A “Welcome to Camp” celebration kicked off the 2019 Minnesota Governor’s Deer Hunting Opener Thursday evening in Fergus Falls.
Deer hunters primed for the nine-day firearms season, which kicks off Saturday, were on hand first in the Bigwood Event Center and later in the Z103 Bar and Grill, to take part in raffles, games and entertainment.
Department of Natural Resources Commissioner Sarah Strommen was the top member of the state government present. Strommen was appointed to the position on Jan. 7 by Gov. Tim Walz. Strommen oversees a staff of 2,700 from the DNR headquarters in St. Paul.

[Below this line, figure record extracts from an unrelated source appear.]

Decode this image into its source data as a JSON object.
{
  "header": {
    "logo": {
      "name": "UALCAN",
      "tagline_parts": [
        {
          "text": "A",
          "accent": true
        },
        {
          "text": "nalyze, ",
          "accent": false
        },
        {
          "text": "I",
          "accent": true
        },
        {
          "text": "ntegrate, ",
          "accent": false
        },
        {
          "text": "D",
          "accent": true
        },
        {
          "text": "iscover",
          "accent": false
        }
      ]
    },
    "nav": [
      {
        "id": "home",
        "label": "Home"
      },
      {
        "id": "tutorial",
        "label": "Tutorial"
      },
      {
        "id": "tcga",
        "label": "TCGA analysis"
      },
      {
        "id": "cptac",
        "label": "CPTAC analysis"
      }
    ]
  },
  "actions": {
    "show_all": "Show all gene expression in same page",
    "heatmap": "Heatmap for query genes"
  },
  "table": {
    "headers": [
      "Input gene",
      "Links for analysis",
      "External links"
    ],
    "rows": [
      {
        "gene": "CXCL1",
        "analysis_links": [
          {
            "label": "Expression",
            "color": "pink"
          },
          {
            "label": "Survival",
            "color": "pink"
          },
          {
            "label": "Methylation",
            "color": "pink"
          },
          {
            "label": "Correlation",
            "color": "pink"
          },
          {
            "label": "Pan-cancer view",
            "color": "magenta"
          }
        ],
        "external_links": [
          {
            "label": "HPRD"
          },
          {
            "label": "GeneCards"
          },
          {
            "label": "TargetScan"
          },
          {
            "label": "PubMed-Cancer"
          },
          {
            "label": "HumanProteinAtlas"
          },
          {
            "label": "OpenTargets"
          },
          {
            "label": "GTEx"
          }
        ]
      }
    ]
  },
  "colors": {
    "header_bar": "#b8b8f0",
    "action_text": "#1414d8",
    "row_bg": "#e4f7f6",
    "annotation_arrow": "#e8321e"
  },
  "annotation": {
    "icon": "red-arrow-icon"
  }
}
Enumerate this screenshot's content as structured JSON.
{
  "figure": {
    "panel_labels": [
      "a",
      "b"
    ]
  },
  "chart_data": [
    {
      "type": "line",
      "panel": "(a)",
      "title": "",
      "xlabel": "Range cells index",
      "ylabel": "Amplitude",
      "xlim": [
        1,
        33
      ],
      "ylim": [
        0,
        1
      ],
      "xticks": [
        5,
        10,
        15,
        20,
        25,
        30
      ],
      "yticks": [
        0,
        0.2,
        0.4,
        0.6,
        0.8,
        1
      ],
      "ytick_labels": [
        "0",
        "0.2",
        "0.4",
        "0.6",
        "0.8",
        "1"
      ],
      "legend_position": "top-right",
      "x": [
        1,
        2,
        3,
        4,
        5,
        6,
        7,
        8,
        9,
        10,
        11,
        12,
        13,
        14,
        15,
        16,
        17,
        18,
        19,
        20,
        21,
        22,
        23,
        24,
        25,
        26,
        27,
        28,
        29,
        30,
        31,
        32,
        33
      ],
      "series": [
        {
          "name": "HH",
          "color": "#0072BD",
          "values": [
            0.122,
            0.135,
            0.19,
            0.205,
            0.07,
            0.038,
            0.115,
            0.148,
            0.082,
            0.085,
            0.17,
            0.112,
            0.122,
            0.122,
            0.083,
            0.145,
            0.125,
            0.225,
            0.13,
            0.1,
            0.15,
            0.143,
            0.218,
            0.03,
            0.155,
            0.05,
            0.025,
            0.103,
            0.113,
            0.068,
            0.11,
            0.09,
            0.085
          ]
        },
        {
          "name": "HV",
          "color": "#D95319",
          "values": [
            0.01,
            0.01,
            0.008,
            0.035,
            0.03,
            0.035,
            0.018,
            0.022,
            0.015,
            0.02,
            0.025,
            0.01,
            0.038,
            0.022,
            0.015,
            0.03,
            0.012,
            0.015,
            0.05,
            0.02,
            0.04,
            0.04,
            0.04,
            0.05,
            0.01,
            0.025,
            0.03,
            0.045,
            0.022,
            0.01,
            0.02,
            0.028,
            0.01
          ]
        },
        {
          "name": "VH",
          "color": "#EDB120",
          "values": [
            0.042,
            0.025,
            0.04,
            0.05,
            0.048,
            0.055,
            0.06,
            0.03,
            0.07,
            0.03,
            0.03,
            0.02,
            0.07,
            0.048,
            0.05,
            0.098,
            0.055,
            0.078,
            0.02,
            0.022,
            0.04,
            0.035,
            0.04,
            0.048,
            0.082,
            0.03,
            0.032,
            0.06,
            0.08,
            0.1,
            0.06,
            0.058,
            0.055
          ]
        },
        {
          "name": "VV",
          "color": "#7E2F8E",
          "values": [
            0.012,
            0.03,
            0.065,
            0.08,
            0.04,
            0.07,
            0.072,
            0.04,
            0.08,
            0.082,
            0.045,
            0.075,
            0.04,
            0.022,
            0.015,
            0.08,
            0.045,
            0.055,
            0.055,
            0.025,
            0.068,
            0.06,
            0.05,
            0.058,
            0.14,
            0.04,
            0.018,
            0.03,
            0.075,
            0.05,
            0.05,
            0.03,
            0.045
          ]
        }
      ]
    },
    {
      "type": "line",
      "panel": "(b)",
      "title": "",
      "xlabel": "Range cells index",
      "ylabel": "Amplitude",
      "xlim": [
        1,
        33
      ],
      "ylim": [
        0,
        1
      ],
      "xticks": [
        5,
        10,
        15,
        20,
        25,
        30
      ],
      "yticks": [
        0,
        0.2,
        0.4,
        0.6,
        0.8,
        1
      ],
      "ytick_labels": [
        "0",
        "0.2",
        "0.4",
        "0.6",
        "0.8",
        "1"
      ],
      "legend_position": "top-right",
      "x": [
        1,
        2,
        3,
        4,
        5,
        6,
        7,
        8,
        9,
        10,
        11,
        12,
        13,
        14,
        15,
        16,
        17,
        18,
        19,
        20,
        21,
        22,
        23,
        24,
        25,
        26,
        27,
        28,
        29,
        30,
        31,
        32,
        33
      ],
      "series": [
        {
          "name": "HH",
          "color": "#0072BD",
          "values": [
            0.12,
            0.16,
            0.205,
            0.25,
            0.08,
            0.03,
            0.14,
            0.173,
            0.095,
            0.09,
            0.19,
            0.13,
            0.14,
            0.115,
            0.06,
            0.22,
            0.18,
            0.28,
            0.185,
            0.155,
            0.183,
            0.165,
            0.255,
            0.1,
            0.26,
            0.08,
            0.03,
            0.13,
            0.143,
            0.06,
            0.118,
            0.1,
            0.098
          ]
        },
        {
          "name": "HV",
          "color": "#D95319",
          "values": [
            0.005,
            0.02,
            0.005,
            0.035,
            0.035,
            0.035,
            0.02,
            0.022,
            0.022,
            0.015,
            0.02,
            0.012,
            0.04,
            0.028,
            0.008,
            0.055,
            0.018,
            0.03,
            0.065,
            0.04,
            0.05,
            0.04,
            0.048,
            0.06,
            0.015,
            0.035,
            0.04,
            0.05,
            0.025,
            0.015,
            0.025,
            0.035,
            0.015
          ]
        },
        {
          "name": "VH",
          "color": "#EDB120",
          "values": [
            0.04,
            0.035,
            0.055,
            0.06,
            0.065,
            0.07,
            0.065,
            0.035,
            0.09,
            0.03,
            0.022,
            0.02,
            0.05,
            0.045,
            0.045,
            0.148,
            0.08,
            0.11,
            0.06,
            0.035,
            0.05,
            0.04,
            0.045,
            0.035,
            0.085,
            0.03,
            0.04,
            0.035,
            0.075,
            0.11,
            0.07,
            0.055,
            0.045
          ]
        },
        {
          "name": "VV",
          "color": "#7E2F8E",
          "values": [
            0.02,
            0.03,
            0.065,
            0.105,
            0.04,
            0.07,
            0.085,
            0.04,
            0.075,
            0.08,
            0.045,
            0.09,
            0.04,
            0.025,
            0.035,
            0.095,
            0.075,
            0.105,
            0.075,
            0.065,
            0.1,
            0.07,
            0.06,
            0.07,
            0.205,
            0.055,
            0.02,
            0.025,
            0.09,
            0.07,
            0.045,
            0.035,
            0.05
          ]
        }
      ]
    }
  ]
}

Strommen is no stranger to deer hunting which she proved by touching on two very important aspects of deer hunting - the special magic of the season - which annually draws approximately 500,000 hunters into the woods and fields of Minnesota and the family aspect - which brings out hunters and non-hunters and creates a holiday atmosphere and a lot of memories.
“Come Saturday, we’ll all be a part of something bigger,” Strommen said.
Fergus Falls Mayor Ben Schierer, representing the host city, talked about his own hunting experiences and passing them along to his son. Schierer also talked about the thrill of hunting with Minnesota’s governor.
Barb Keller, the DNR’s big game program leader, brought out the fact that hunting has a $465 million impact on the economy annually.
After addressing the threat posed by chronic wasting disease (CWD) to Minnesota’s deer herd, Keller pointed out another threat - the fact that by 2030 one-fifth of all Minnesota deer hunters will be over 65. The DNR is trying to combat the aging of the state’s deer hunting fraternity with a youth hunting season and the efforts to bring females into the hunting ranks.
Following a 10 a.m. “Big Buck Brunch” at the Bigwood on Friday, which will include talks by Walz, Strommen and dignitaries of the Minnesota Deer Hunters Association and Explore Minnesota, other activities are planned. Capping off the three days of bringing attention to the outdoors will be a trip into the woods of Otter Tail County and then lunch at 11 a.m. with Walz at Mabel Murphy’s and a recapping of the first morning of the firearms deer season.